Thousands of pounds have been raised to keep XH558 air- worthy but it will soon need complicated repairs to its wings and parts which are not available.
The Vulcan to the Sky Trust, which operates the plane, plans to raise enough money to keep it flying for air shows in 2013.
But repairs needed to keepXH558 airworthy after that have been deemed too expensive.
Anthony Lloyd, 67, from Kingston Bagpuize, was a navigator on the plane during the Cold War, when it was part of the UK’s nuclear deterrent against the Soviet Union. and based at RAF Brize Norton.
He said: “I feel very sad because she is simply and utterly iconic.
“Not only has she been part of my life since 1966, when I flew in her, she has been the part of lots and lots of people’s lives.

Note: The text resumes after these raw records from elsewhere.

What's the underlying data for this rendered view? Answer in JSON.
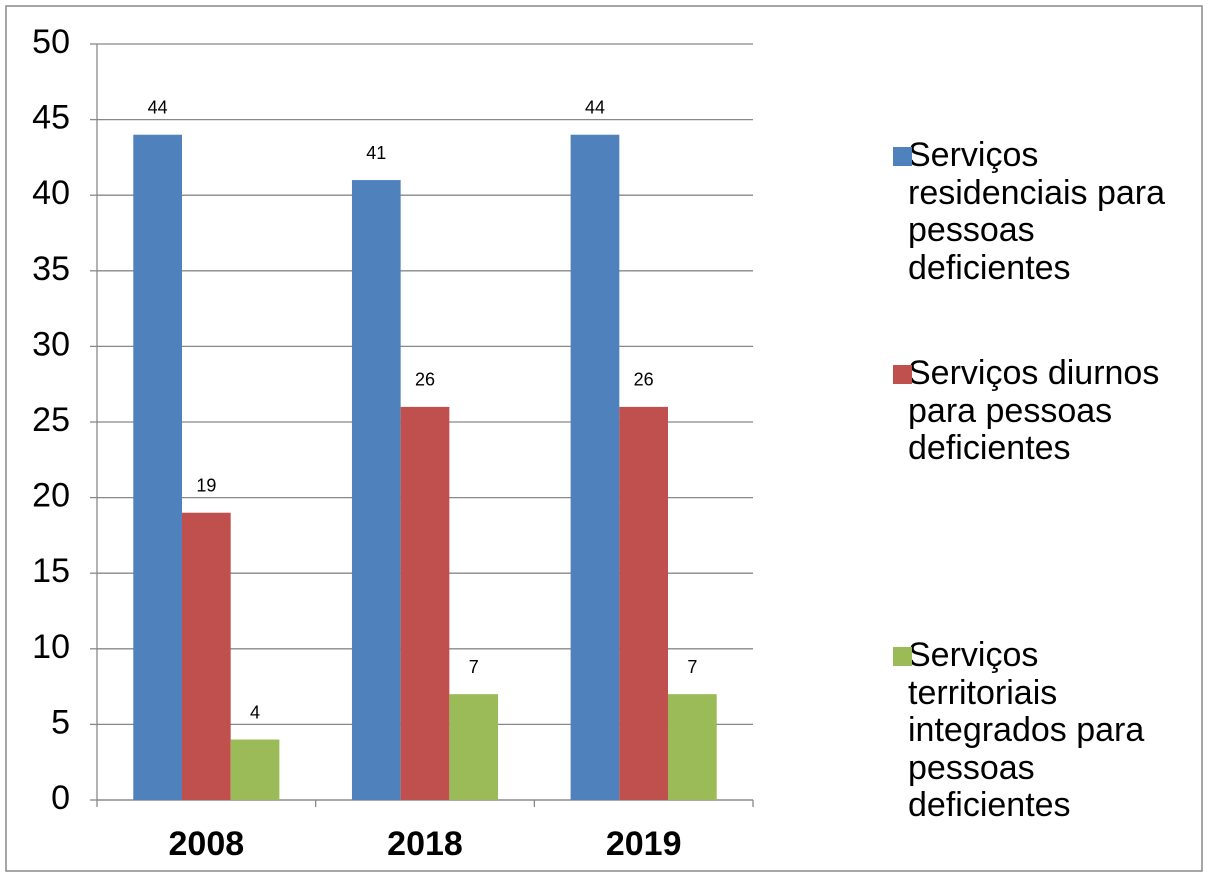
{
  "chart_data": {
    "type": "bar",
    "categories": [
      "2008",
      "2018",
      "2019"
    ],
    "series": [
      {
        "name": "Serviços residenciais para pessoas deficientes",
        "color": "#4f81bd",
        "values": [
          44,
          41,
          44
        ]
      },
      {
        "name": "Serviços diurnos para pessoas deficientes",
        "color": "#c0504d",
        "values": [
          19,
          26,
          26
        ]
      },
      {
        "name": "Serviços territoriais integrados para pessoas deficientes",
        "color": "#9bbb59",
        "values": [
          4,
          7,
          7
        ]
      }
    ],
    "ylim": [
      0,
      50
    ],
    "yticks": [
      0,
      5,
      10,
      15,
      20,
      25,
      30,
      35,
      40,
      45,
      50
    ],
    "grid": true,
    "legend": "right"
  }
}
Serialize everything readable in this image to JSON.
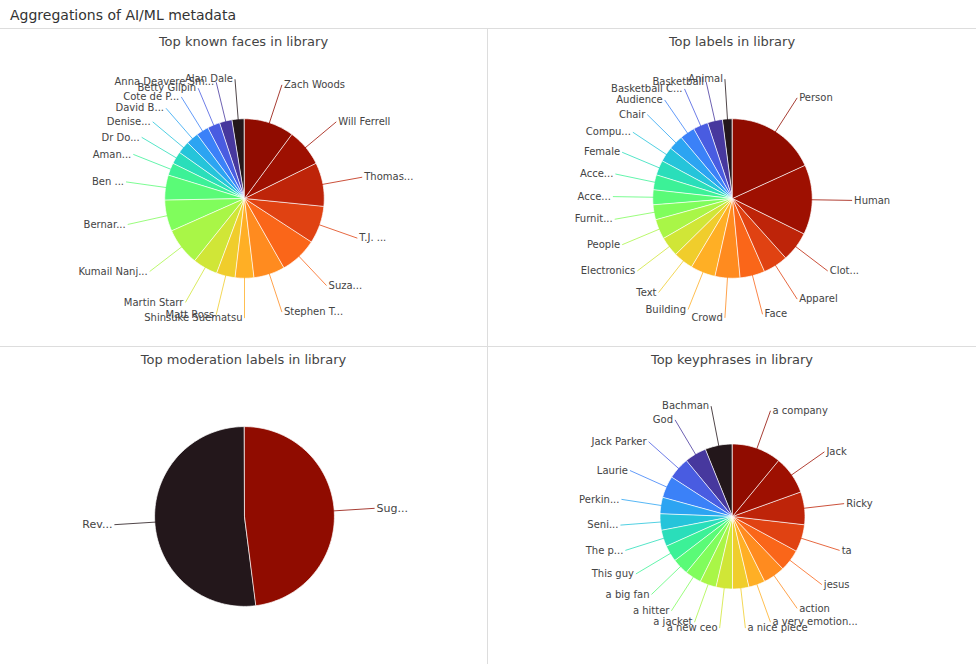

“It is a personal loss to those millions of people at airshows who are not going to see that beast again and hear her howl.”
Mr Lloyd, who is managing director of the Fallowfields Hotel in Kingston Bagpuize, added: “My fondest memory of her was in the late 1960s during the Cold War.
“We were all in kit running out to the airplane and there was a little bit of mist and fog in the air.
“That picture, running out and seeing the Vulcan just standing there all plugged in so that you only had to press four buttons and, whoosh, you were off, was magnificent. I also have an amazing memory when I was in Malaysia and we knew that a Vulcan was going to do a flypast for some reason.
“As she came over our runway the captain pulled her back into what looked like a 60-degree climb. To see that great beast pull up at that angle was incredible.”
Since it was restored, XH558 has been seen by more than 10 million people at airshows.
Dr Robert Pleming, chief executive of The Vulcan to the Sky Trust, said: “At the end of next year, she will need a £200,000 modification to her wings to increase her flying life.
“We know that people would do their utmost to fund this work, but for a number of reasons we have decided not to ask them to take this risk.”
The trust said any mistakes during the “risky” repair would be impossible to rectify and parts, including a new engine, are no longer available.